Amy Coney Barrett Students 'proud' of her nomination

NOW: Amy Coney Barrett Students ’proud’ of her nomination

SOUTH BEND, Ind. - Judge Amy Coney Barrett has been nominated by President Donald Trump to replace the late Justice Ruth Bader Ginsburg on the US Supreme Court. Barrett is both a federal judge and a Notre Dame law professor. Two of her students said they are proud of her achievement. One former classmate of hers said President Trump would be hard-pressed to find a smarter nominee.

"I was very impressed with her intelligence and her ability to grasp the law," said Stan Wruble, Barrett's classmate at Notre Dame's law school. "As you might imagine there are a lot of smart people who go to Notre Dame Law School, but she was clearly one of the smartest people I've ever met."

Hadyn Pettersen, one of Barrett's law students at Notre Dame said the student body at Notre Dame's law school agrees.

"When registration opens every year, her class fills up within seconds," Pettersen said. "That's because people really do recognize that she is at the top of her field."

Pettersen said class has been different with Judge Barrett making visits to Washington, D.C. to discuss the Supreme Court vacancy.

"On Monday we heard rumblings that she was in consideration," Pettersen said. "Actually, when we showed up for class, she had sent her clerk to lead the class that day. in hindsight, we heard reports that she was at the White House visiting with the President."

Another one of Judge Barrett's students, Benjamin Horvath, said confirmation or not, he will put that Judge Barrett was one of his professors on his resume.
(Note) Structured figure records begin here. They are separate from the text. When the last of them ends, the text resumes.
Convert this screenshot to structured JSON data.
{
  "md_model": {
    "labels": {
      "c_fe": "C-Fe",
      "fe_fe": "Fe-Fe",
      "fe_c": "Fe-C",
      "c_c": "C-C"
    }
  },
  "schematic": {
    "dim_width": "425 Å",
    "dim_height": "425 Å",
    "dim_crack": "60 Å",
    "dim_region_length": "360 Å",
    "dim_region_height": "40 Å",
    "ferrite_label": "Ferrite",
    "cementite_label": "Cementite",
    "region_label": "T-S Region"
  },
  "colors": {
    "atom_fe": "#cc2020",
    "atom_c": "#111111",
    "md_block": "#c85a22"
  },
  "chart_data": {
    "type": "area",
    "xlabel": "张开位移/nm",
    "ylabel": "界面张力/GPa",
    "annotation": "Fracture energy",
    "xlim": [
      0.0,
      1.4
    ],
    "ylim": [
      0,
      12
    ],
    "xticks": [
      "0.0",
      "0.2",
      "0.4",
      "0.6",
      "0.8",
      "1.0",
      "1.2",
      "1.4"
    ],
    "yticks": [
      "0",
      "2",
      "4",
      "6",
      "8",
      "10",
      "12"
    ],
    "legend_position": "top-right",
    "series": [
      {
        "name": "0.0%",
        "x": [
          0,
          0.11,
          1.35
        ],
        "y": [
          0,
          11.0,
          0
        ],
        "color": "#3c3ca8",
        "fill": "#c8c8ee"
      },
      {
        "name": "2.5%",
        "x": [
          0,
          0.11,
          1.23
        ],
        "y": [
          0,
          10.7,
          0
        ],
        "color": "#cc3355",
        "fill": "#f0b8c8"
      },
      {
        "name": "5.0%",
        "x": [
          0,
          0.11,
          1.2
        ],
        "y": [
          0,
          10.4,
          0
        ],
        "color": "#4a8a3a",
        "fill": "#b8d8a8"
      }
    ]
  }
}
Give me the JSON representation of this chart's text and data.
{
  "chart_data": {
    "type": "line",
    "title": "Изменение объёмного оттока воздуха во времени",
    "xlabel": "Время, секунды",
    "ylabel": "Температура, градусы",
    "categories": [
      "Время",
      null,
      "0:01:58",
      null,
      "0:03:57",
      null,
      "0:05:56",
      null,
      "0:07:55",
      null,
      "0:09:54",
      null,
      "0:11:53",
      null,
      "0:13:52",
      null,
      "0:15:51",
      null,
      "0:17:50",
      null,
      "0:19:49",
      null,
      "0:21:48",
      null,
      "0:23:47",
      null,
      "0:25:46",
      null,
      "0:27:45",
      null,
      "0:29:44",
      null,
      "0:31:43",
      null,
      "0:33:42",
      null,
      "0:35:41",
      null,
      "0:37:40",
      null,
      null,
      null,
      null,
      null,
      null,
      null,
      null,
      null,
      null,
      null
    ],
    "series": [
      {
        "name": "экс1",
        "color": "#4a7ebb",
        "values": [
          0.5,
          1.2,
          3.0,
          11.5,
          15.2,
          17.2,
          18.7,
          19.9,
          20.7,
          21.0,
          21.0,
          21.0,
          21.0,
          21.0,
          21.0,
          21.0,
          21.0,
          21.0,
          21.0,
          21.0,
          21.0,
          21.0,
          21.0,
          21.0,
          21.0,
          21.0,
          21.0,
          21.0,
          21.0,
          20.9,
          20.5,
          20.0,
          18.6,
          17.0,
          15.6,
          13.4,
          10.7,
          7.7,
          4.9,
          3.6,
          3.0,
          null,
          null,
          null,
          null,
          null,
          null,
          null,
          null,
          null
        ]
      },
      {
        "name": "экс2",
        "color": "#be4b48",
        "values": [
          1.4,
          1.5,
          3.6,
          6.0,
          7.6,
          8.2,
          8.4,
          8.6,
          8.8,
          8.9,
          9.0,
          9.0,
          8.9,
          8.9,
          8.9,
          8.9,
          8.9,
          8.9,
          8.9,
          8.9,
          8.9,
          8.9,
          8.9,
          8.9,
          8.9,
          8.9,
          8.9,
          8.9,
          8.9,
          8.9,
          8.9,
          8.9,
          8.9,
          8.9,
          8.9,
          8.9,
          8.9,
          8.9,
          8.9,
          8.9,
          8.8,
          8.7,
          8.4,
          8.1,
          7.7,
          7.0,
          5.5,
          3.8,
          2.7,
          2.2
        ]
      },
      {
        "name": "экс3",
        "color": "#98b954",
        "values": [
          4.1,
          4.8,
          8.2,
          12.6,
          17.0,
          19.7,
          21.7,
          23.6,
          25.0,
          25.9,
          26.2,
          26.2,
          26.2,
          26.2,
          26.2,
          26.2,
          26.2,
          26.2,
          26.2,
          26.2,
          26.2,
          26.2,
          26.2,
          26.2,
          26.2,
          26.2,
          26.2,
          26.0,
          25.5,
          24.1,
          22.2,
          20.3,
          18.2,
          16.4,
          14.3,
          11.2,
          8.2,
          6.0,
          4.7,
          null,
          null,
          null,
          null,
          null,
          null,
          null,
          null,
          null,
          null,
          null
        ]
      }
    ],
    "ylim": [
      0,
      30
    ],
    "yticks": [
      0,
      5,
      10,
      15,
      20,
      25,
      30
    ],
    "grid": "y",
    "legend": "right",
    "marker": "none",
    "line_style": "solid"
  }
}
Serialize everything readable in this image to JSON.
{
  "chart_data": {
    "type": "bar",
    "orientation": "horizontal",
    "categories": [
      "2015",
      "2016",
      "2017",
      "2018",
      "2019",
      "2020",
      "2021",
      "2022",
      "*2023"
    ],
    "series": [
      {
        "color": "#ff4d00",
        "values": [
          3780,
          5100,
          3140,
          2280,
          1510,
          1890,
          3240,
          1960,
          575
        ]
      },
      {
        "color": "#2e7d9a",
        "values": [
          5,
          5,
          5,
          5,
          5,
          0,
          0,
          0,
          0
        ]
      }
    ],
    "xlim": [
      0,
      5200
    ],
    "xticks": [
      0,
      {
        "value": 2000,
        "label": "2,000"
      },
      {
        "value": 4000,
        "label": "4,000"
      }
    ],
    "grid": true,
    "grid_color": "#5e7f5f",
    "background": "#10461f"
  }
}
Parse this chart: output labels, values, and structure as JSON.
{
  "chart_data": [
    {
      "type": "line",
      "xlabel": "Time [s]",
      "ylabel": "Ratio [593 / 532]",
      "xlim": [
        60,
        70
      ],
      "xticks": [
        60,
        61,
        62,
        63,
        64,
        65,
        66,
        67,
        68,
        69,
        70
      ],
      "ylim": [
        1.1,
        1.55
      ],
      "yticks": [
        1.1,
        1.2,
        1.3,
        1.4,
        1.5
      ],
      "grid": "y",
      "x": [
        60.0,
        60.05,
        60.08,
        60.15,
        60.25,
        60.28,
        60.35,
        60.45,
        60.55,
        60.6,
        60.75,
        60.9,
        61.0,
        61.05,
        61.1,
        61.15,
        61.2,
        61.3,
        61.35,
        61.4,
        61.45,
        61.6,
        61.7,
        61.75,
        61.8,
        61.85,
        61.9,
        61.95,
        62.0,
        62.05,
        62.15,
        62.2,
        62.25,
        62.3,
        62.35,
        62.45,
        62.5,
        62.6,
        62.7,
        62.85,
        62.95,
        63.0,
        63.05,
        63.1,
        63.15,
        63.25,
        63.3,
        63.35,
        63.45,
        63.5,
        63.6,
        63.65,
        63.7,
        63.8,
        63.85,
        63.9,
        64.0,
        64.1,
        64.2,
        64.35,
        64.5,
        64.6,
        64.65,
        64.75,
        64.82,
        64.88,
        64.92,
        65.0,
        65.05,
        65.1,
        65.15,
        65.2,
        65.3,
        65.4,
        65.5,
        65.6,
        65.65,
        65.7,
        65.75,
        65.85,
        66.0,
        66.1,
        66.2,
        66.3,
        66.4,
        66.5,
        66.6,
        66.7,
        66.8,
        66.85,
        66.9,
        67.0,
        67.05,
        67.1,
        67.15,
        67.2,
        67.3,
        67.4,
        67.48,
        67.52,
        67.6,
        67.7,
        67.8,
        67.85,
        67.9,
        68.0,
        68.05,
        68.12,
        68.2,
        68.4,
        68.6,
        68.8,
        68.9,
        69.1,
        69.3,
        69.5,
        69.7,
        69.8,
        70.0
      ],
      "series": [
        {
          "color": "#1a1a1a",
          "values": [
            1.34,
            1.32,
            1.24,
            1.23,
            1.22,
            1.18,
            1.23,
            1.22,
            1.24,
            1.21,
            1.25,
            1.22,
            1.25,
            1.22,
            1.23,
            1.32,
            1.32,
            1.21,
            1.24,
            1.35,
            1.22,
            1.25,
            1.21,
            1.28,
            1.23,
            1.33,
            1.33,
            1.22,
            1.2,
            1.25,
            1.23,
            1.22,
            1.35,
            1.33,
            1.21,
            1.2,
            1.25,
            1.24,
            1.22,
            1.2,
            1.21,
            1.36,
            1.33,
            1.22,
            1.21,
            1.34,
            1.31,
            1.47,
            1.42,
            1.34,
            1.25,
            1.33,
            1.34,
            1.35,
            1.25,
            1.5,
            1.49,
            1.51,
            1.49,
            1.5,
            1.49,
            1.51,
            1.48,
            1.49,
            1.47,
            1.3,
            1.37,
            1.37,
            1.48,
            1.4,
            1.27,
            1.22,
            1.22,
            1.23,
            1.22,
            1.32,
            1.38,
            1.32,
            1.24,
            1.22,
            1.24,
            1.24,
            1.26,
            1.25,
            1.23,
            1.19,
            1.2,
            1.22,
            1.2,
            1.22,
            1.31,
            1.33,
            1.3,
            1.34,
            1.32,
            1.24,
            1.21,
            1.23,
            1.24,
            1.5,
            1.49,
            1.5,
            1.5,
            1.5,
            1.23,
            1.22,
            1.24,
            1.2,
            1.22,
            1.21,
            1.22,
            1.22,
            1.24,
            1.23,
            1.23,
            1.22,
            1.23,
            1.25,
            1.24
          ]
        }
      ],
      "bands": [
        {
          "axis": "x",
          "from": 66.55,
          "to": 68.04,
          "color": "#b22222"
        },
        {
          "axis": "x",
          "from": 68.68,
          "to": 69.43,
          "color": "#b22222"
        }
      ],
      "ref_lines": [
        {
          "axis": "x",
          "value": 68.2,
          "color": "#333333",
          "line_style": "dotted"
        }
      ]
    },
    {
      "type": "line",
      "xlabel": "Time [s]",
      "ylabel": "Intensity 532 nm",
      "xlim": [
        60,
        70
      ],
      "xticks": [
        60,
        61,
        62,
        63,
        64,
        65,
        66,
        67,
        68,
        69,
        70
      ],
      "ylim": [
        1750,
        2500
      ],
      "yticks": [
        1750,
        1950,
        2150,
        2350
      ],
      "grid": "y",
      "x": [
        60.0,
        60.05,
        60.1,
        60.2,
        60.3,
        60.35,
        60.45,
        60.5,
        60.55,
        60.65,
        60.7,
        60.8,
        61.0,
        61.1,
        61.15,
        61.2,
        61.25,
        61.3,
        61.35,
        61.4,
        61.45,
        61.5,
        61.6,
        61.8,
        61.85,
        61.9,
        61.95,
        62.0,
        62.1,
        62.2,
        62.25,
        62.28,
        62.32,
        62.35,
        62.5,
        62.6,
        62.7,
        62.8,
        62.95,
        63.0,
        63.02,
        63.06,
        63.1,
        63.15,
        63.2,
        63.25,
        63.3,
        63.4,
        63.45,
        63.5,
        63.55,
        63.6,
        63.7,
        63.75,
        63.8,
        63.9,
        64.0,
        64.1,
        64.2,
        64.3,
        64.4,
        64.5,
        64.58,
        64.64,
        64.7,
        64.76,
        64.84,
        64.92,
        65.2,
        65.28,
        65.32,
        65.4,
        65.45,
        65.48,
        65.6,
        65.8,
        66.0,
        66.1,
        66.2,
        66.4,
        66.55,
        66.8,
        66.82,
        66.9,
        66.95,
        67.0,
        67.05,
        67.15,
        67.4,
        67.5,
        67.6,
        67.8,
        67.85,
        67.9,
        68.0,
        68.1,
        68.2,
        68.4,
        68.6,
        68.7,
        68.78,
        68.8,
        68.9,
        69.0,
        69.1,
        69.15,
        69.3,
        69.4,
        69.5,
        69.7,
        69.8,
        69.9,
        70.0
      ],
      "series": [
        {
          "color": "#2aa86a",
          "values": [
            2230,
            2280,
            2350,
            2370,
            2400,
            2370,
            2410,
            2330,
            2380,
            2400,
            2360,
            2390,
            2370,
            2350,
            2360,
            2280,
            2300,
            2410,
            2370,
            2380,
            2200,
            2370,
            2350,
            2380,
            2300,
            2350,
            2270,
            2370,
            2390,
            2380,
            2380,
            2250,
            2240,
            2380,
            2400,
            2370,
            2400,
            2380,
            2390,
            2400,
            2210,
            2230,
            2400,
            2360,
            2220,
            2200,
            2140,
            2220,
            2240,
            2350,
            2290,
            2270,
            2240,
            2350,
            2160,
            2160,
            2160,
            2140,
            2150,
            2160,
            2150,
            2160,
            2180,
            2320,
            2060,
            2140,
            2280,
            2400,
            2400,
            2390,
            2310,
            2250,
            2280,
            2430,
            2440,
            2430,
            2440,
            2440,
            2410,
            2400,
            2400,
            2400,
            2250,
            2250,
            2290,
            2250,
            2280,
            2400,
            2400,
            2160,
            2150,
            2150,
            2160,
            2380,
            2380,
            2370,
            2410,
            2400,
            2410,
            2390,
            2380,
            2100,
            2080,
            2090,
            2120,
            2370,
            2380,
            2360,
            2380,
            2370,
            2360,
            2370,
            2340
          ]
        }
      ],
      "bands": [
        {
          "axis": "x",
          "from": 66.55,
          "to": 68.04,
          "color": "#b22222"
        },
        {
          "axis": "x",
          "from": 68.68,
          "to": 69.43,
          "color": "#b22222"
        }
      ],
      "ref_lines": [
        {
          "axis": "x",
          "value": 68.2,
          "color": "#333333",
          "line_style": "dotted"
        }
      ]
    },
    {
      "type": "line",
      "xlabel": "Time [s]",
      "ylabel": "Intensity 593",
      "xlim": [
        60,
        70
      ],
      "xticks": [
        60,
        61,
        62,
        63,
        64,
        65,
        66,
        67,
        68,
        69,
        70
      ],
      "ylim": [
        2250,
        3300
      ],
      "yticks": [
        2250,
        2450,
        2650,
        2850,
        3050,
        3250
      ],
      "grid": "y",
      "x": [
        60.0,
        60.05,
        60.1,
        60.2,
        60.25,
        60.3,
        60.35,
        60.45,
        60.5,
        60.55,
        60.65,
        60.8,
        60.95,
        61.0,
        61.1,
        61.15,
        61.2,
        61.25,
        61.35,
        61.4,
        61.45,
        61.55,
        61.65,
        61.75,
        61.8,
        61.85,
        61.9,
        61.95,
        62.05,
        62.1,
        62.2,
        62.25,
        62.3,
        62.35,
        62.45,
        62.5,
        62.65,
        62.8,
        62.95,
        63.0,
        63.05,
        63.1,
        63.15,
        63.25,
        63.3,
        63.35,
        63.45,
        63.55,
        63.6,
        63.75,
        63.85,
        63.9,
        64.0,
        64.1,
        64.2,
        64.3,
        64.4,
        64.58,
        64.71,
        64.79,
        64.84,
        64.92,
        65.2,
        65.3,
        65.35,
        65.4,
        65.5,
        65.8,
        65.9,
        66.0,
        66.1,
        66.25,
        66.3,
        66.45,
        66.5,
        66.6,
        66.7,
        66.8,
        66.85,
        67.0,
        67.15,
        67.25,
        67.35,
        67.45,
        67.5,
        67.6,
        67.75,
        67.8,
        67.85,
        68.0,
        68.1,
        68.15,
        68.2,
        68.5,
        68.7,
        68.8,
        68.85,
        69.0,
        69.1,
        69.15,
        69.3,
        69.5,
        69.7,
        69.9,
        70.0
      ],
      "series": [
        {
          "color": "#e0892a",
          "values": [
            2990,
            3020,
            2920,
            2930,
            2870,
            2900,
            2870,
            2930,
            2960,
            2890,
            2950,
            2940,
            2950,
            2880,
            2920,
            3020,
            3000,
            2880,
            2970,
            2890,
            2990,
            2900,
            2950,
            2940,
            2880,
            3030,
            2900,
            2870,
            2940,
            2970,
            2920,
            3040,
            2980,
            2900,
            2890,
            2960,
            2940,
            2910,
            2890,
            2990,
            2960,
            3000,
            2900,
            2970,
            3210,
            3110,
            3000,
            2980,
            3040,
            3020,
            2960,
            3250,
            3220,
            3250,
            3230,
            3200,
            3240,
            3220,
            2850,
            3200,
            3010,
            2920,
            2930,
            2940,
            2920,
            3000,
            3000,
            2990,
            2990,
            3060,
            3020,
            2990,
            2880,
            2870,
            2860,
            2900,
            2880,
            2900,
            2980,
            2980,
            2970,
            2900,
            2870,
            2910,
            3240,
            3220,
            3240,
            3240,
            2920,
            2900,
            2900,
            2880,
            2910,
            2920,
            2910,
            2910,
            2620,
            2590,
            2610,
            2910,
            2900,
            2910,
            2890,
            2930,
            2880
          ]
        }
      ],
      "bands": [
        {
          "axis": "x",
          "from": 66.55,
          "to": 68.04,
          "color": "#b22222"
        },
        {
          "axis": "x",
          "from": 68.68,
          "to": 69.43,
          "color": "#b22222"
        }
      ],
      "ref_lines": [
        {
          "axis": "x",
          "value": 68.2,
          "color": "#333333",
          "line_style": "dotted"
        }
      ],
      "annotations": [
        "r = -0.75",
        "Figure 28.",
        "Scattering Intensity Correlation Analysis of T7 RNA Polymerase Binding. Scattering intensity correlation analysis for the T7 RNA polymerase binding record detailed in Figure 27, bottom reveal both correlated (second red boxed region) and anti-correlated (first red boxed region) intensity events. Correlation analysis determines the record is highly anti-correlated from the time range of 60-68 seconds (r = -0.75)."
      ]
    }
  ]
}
"It makes my experience as a law student even better than what it's been the last few years," Horvath said. "It puts the law school at the university on an even bigger map than what it is now. It's something that years and years from now, I think, will have a positive impact on not only me but the whole community and the whole university."

Horvath and Pettersen both said Judge Barrett has not discussed the nomination much with her classes, focusing primarily on her lecture material. She has not said what she will do with her teaching position if she gets confirmed by the US Senate.